- Directed by: Daniel DeFelippo Gustavo Giannini
- Written by: Daniel DeFelippo Peto Menahem Diego Reinhold Claudio Andaur Gustavo Giannini
- Produced by: Carlos Salvatore
- Starring: Luisana Lopilato Mariano Martínez Carla Peterson Mirta Wons Luis Machín Mike Amigorena Mario Pasik Fabio Di Tomaso Esteban Prol
- Music by: Daniel Martin
- Production companies: CS Entertainment Manos Digitales Animation Studio 100 Bares Producciones Telefe
- Distributed by: Sony Pictures Releasing International
- Release date: February 18, 2010;
- Running time: 80 minutes
- Country: Argentina
- Language: Spanish
- Box office: $192,485

= Plumíferos =

Plumíferos is a 2010 Argentine animated adventure comedy film directed by Daniel DeFelippo and Gustavo Giannini. The film was completed in 2009 and released in theaters in Argentina on February 18, 2010.

The film's animation was done by Manos Digitales Animation Studio using Blender and other open source software for all 3D models, animation, lighting and render process under Linux operating systems.

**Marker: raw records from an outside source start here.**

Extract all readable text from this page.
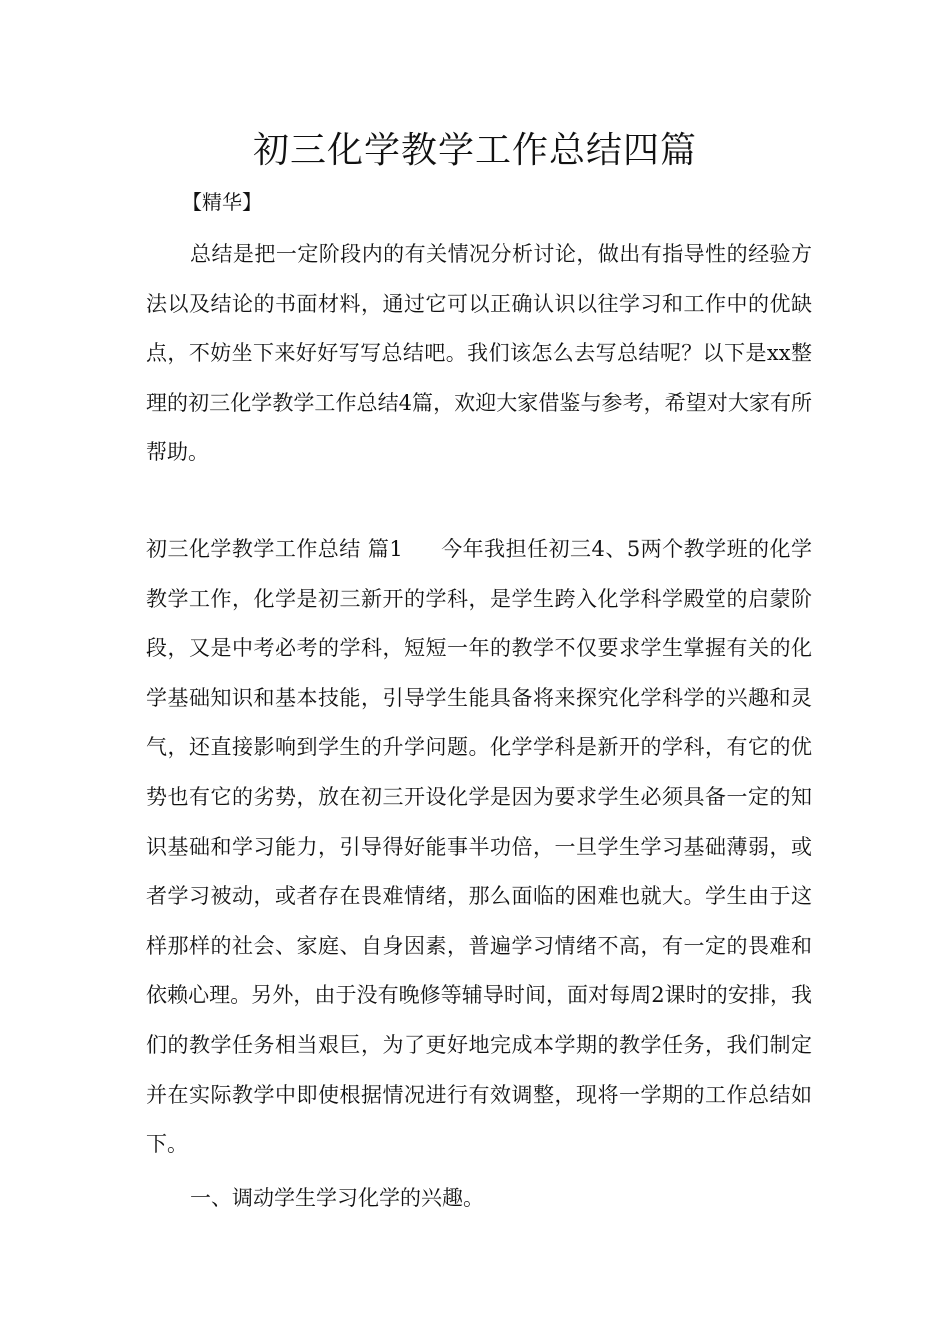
初三化学教学工作总结四篇

【精华】

总结是把一定阶段内的有关情况分析讨论，做出有指导性的经验方法以及结论的书面材料，通过它可以正确认识以往学习和工作中的优缺点，不妨坐下来好好写写总结吧。我们该怎么去写总结呢？以下是xx整理的初三化学教学工作总结4篇，欢迎大家借鉴与参考，希望对大家有所帮助。

初三化学教学工作总结 篇1 今年我担任初三4、5两个教学班的化学教学工作，化学是初三新开的学科，是学生跨入化学科学殿堂的启蒙阶段，又是中考必考的学科，短短一年的教学不仅要求学生掌握有关的化学基础知识和基本技能，引导学生能具备将来探究化学科学的兴趣和灵气，还直接影响到学生的升学问题。化学学科是新开的学科，有它的优势也有它的劣势，放在初三开设化学是因为要求学生必须具备一定的知识基础和学习能力，引导得好能事半功倍，一旦学生学习基础薄弱，或者学习被动，或者存在畏难情绪，那么面临的困难也就大。学生由于这样那样的社会、家庭、自身因素，普遍学习情绪不高，有一定的畏难和依赖心理。另外，由于没有晚修等辅导时间，面对每周2课时的安排，我们的教学任务相当艰巨，为了更好地完成本学期的教学任务，我们制定并在实际教学中即使根据情况进行有效调整，现将一学期的工作总结如下。

一、调动学生学习化学的兴趣。
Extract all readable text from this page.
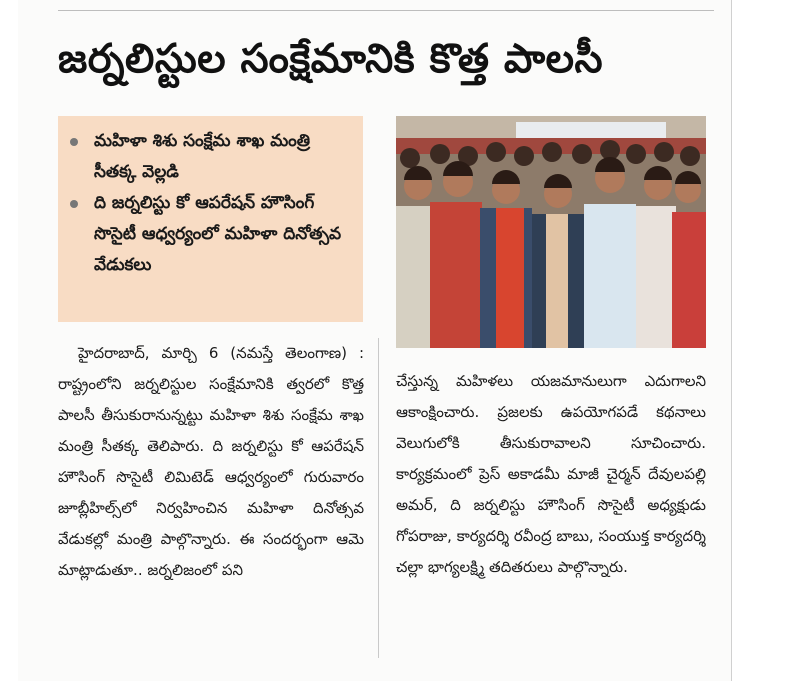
జర్నలిస్టుల సంక్షేమానికి కొత్త పాలసీ
మహిళా శిశు సంక్షేమ శాఖ మంత్రి సీతక్క వెల్లడి
ది జర్నలిస్టు కో ఆపరేషన్ హౌసింగ్ సొసైటీ ఆధ్వర్యంలో మహిళా దినోత్సవ వేడుకలు

హైదరాబాద్, మార్చి 6 (నమస్తే తెలంగాణ) : రాష్ట్రంలోని జర్నలిస్టుల సంక్షేమానికి త్వరలో కొత్త పాలసీ తీసుకురానున్నట్టు మహిళా శిశు సంక్షేమ శాఖ మంత్రి సీతక్క తెలిపారు. ది జర్నలిస్టు కో ఆపరేషన్ హౌసింగ్ సొసైటీ లిమిటెడ్ ఆధ్వర్యంలో గురువారం జూబ్లీహిల్స్‌లో నిర్వహించిన మహిళా దినోత్సవ వేడుకల్లో మంత్రి పాల్గొన్నారు. ఈ సందర్భంగా ఆమె మాట్లాడుతూ.. జర్నలిజంలో పని

చేస్తున్న మహిళలు యజమానులుగా ఎదుగాలని ఆకాంక్షించారు. ప్రజలకు ఉపయోగపడే కథనాలు వెలుగులోకి తీసుకురావాలని సూచించారు. కార్యక్రమంలో ప్రెస్ అకాడమీ మాజీ చైర్మన్ దేవులపల్లి అమర్, ది జర్నలిస్టు హౌసింగ్ సొసైటీ అధ్యక్షుడు గోపరాజు, కార్యదర్శి రవీంద్ర బాబు, సంయుక్త కార్యదర్శి చల్లా భాగ్యలక్ష్మి తదితరులు పాల్గొన్నారు.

Plumíferos is the first feature film to be entirely animated in Blender.

==Voice cast==
- Luisana Lopilato as Feifi, a canary that escapes from the cage of a network tycoon, Mr. Puertas, and starts trying a new life in freedom as a common bird.
- Mariano Martínez as Juan, a house sparrow that feels ordinary and underestimates his own race. Accidentally, he changes the way he looks, and the same reason that will make him feel unique is what is going to put his life in danger.
- Carla Peterson as Clarita, a bat.
- Mirta Wons as Libia, a rock pigeon. The character is portrayed as a man in the English dub.
- Luis Machín as Sr. Puertas, a network tycoon.
- Peto Menahem as Pipo, a blue-chested hummingbird.

==English version==

English dub poster

Birds of Paradise is the English dub of Plumíferos. It was released direct-to-video in the United States on 1 April 2014 by Lionsgate Home Entertainment.

===Voice cast===
- Drake Bell as Jack
- Keith David as Old Buzzard
- Ken Jeong as Vinnie
- Jon Lovitz as Skeeter
- Jane Lynch as Rosie
- Ashley Tisdale as Aurora

===Reception===
Barbara Schultz of Common Sense Media awarded the film three stars out of five.